Comfort is something I’ve been striving for all my life. That’s particularly true when I travel.
I remember the first time I flew in my pajamas. About eight years ago, as a participant in Chicago’s Race for the Cure, I was among 150 people out of 40,000 who were wearing KN’s special pink-ribbon pajama collection that benefits various breast cancer causes, including the Breast Cancer Research Foundation. I was late for my return flight to San Francisco and didn’t have time to change back into daytime clothes.
I sprinted to the gate and found my seat in business class. A friendly flight attendant asked if she could take my coat. When I handed it to her, everyone saw my powder pink pajamas adorned with ribbons. A hush fell across the cabin.
“Yes, those are my pajamas,” I admitted to the attendant. Then I turned to the passengers who were gawking at me and added, “And I guarantee you all will be jealous at the end of the flight.”
To my astonishment, everyone applauded.
After that, I thought that if people can accept me in my pajamas, why not wear them on every trip? And I have.
A pair of pajamas can be especially useful during a delay. Once, I was on a flight that was stuck on the runway for six grueling hours because of rainstorms. When it was clear that we weren’t going anywhere, I grabbed my bag and changed. The other passengers looked at me with envy.
I typically get a mixed reaction from fellow travelers. Some people just stare. Some are probably too embarrassed to say anything at all, while others come right out and say, “Are you in your pajamas?” Once I tell people what I do for a living, they understand.
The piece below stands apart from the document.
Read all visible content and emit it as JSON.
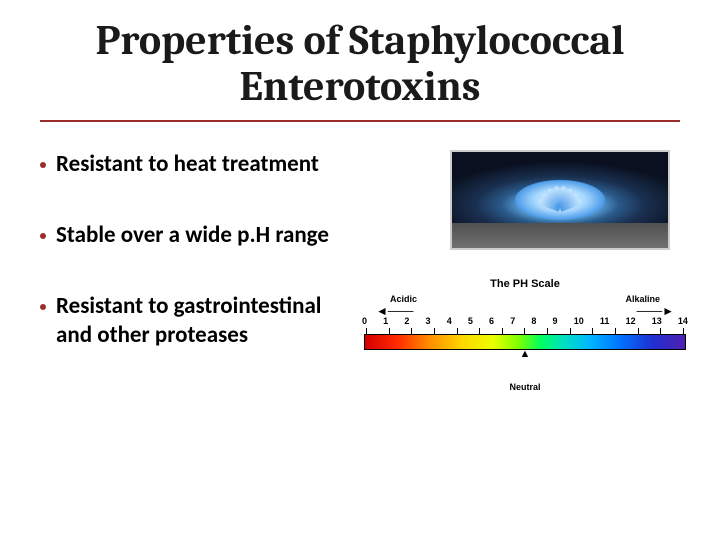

After exchanging pleasantries with one man who was my seatmate on a flight, he blurted out: “Oh, my God. My wife sleeps with you all the time.”
People have come to expect me to wear sleepwear everywhere. When I give speeches in front of bankers or investors I usually wear my “civvies” — business attire — and inevitably someone will come up to me afterward and say, “We thought you were going to be in your pajamas.”
I’ve recently found that my relaxed dress code has caught on. A few weeks ago, on a flight from Dallas to San Francisco, I sat next to a man in his late 30’s with black-rimmed glasses and a short haircut. He was dressed in blue scrubs and sandals.
“You look comfortable,” he said.
“So do you.”
We laughed. We made a good pair. Our outfits weren’t binding or restrictive. They were liberating.
But the sleepwear magic can take you only so far. One time, a policeman pulled me over in Northern California. Of course, I was in my ready-for-bed attire — a set of pajamas with bold, colorful veggies. He had a good chuckle, but still wrote me and my produce up for running a stop sign.
Karen Neuburger is the founder of KN Karen Neuburger in San Rafael, Calif.